How Can You Successfully Build A Diverse Workforce in Your Organization?

Although it may be challenging to implement the IDEA concept in your organization, it’s all worth the effort. The rewards of having a diverse and inclusive workforce are massive. These rewards may include more innovation and creativity, a variety of perspectives, and a positive company reputation. So, what can you do to make your organization a place where everyone is welcomed, and diversity is appreciated? Here’s how:

1. Educate your leaders. Training and educating your people is the only way to ensure they will have the tools to excel as a diverse team. With informed education and training, your leaders will understand the impact of diversity on your organization and community, the organization’s tools to address biased behavior, and the importance of professional development. If your managers are going to lead diverse and inclusive teams, they need to have training initiatives in place. Voya Finance, for example, has diversity and inclusion at its core. Its Employee-Led Councils play an important role in engaging and educating its workforce and are a vital resource for advancing its business goals. With its Councils, Voya fosters a more inclusive culture where diverse perspectives are valued and celebrated. There are 11 Councils: African American/Black, Asian, Environmental Stewardship, Giving, Latinx, LGBTQ & Allies, NextGen, People with Disabilities and Caregivers, Veterans, Volunteerism, and Women’s Council.

2. Consider your current workforce. Before making policies and setting targets for a diverse and inclusive workforce, you must know where you stand at this moment. Think of your current workforce and identify where you’re lacking in terms of diversity and if your unconscious bias is impacting your ability to reach inclusivity goals. Ask yourself whether your teams are composed exclusively of one gender. Are your roles filled by people from one racial background? You can also identify gaps in your employees’ professional development and work with those who have been held back by stereotypes and biases.

3. Change your hiring process. One way to ensure you are building a diverse and inclusive team is to eliminate biases in your job descriptions. Another way to foster diversity is to use job descriptions to showcase your commitment to diversity. A great example of this practice comes from Airbnb, as they feature diversity and inclusion statements and avoid gendered descriptors in each of their job postings.

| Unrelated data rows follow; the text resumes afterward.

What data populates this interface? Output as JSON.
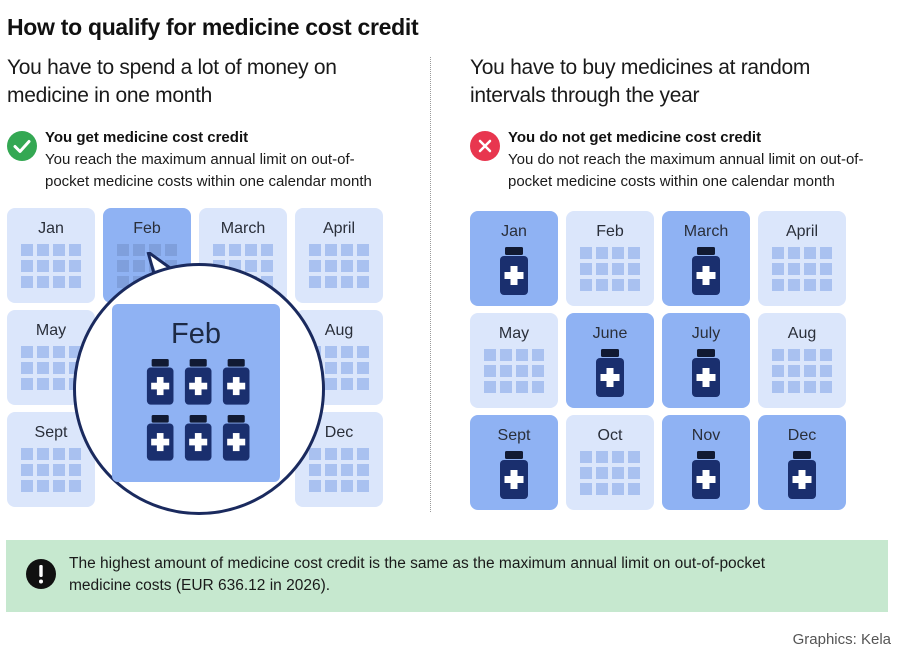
{
  "title": "How to qualify for medicine cost credit",
  "left": {
    "subtitle_line1": "You have to spend a lot of money on",
    "subtitle_line2": "medicine in one month",
    "status_heading": "You get medicine cost credit",
    "status_line1": "You reach the maximum annual limit on out-of-",
    "status_line2": "pocket medicine costs within one calendar month",
    "status_icon": "check-icon",
    "months": [
      {
        "label": "Jan",
        "highlight": false
      },
      {
        "label": "Feb",
        "highlight": true
      },
      {
        "label": "March",
        "highlight": false
      },
      {
        "label": "April",
        "highlight": false
      },
      {
        "label": "May",
        "highlight": false
      },
      {
        "label": "Aug",
        "highlight": false
      },
      {
        "label": "Sept",
        "highlight": false
      },
      {
        "label": "Dec",
        "highlight": false
      }
    ],
    "zoom_label": "Feb",
    "zoom_bottle_count": 6
  },
  "right": {
    "subtitle_line1": "You have to buy medicines at random",
    "subtitle_line2": "intervals through the year",
    "status_heading": "You do not get medicine cost credit",
    "status_line1": "You do not reach the maximum annual limit on out-of-",
    "status_line2": "pocket medicine costs within one calendar month",
    "status_icon": "cross-icon",
    "months": [
      {
        "label": "Jan",
        "highlight": true
      },
      {
        "label": "Feb",
        "highlight": false
      },
      {
        "label": "March",
        "highlight": true
      },
      {
        "label": "April",
        "highlight": false
      },
      {
        "label": "May",
        "highlight": false
      },
      {
        "label": "June",
        "highlight": true
      },
      {
        "label": "July",
        "highlight": true
      },
      {
        "label": "Aug",
        "highlight": false
      },
      {
        "label": "Sept",
        "highlight": true
      },
      {
        "label": "Oct",
        "highlight": false
      },
      {
        "label": "Nov",
        "highlight": true
      },
      {
        "label": "Dec",
        "highlight": true
      }
    ]
  },
  "note": {
    "icon": "exclamation-icon",
    "line1": "The highest amount of medicine cost credit is the same as the maximum annual limit on out-of-pocket",
    "line2": "medicine costs (EUR 636.12 in 2026)."
  },
  "credit": "Graphics: Kela",
  "colors": {
    "month_bg": "#dbe6fb",
    "month_highlight": "#8fb2f3",
    "bottle": "#1a2f6e",
    "check_green": "#34a853",
    "cross_red": "#e8364f",
    "note_bg": "#c6e8cf"
  }
}
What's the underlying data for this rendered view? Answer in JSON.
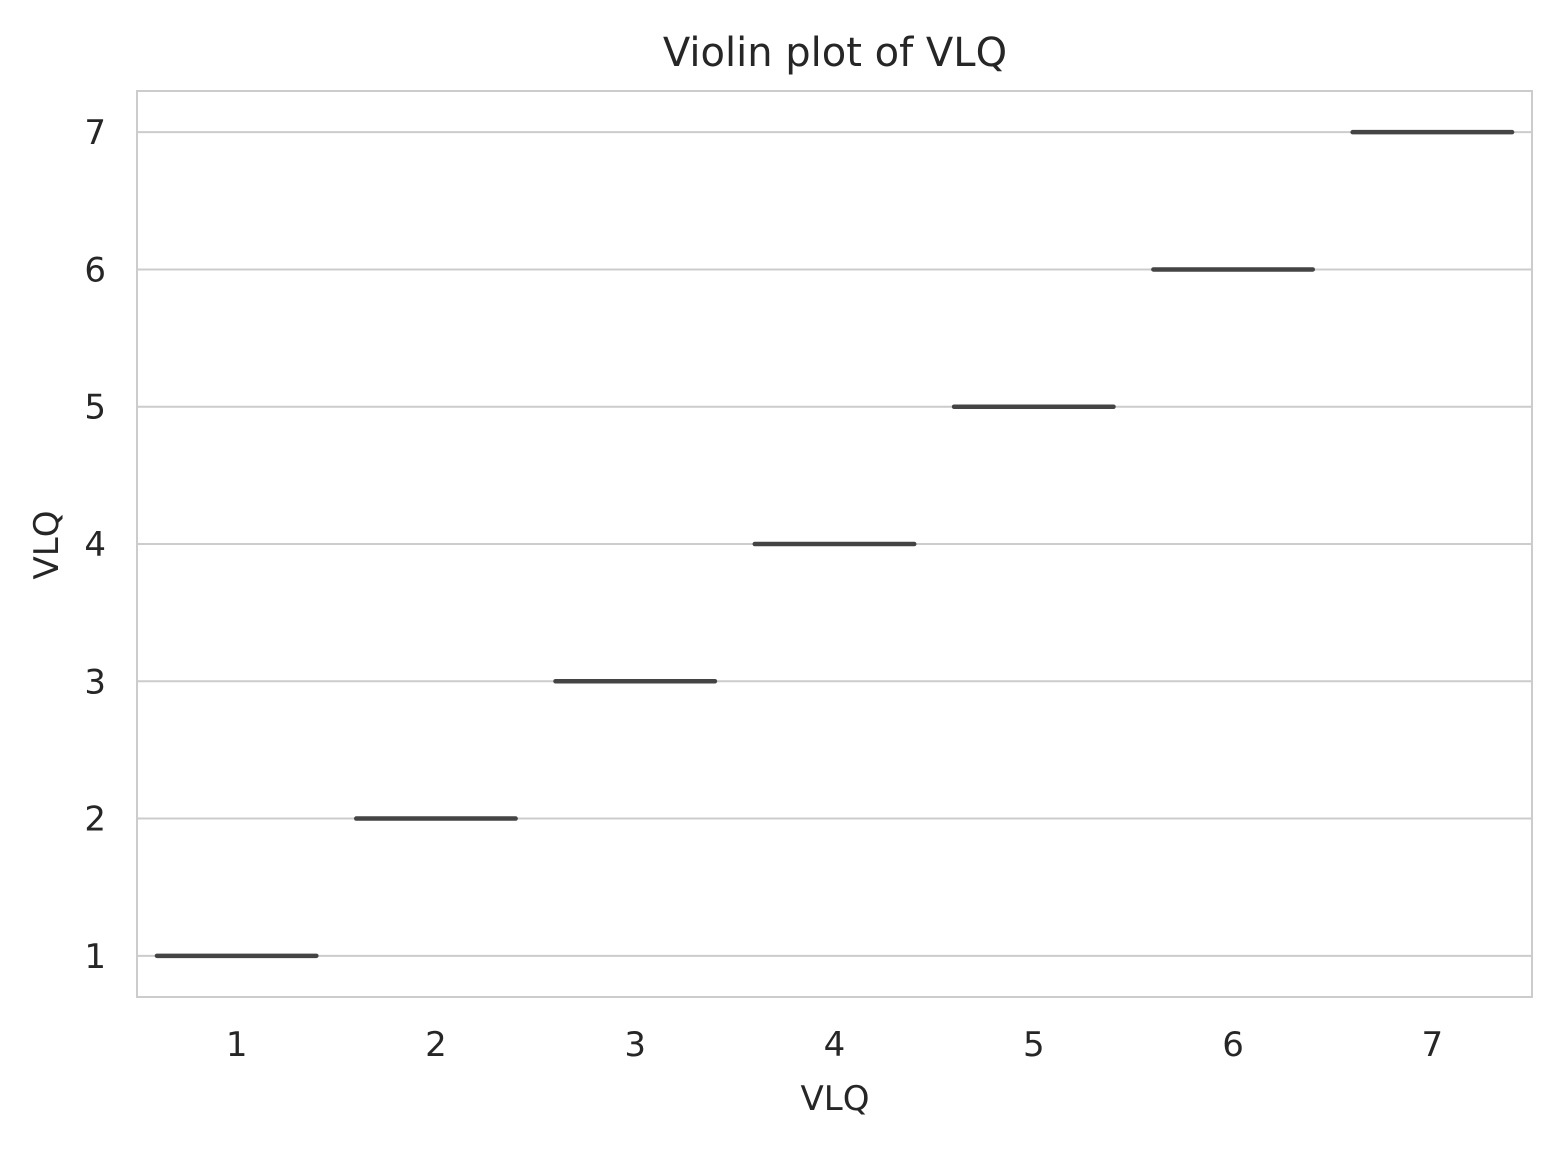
{
  "chart_data": {
    "type": "violin",
    "title": "Violin plot of VLQ",
    "xlabel": "VLQ",
    "ylabel": "VLQ",
    "categories": [
      "1",
      "2",
      "3",
      "4",
      "5",
      "6",
      "7"
    ],
    "values": [
      1,
      2,
      3,
      4,
      5,
      6,
      7
    ],
    "y_ticks": [
      "1",
      "2",
      "3",
      "4",
      "5",
      "6",
      "7"
    ],
    "ylim": [
      0.7,
      7.3
    ],
    "grid": "horizontal",
    "colors": {
      "grid": "#cccccc",
      "frame": "#cccccc",
      "mark": "#444444",
      "text": "#262626"
    }
  }
}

4. Set diversity goals. Organizations, companies, and institutions worldwide have historically suffered from bias, and many have paid only lip praise to the idea of diversity. But, if your company sets formal organizational goals for diversity and inclusion and makes them measurable, you can rectify this situation, at least for your part. In addition, your organization can take other measures, such as making workspaces accessible to people with disabilities, particularly those in wheelchairs, promoting diversity education sessions for senior leadership, and setting promotion targets to encourage bigger representation of different demographics in the leadership ranks, etc.


Although it can be damaging for organizations to focus too much on enforcing a diverse workforce, as this should be a natural consequence of a healthy work culture, organizations can still do some things to ensure they’re going in the right direction. By following these steps, companies can create a culture that unites all people and their differences. This will inevitably lead to increased productivity and employee well-being, and I believe that’s all that matters.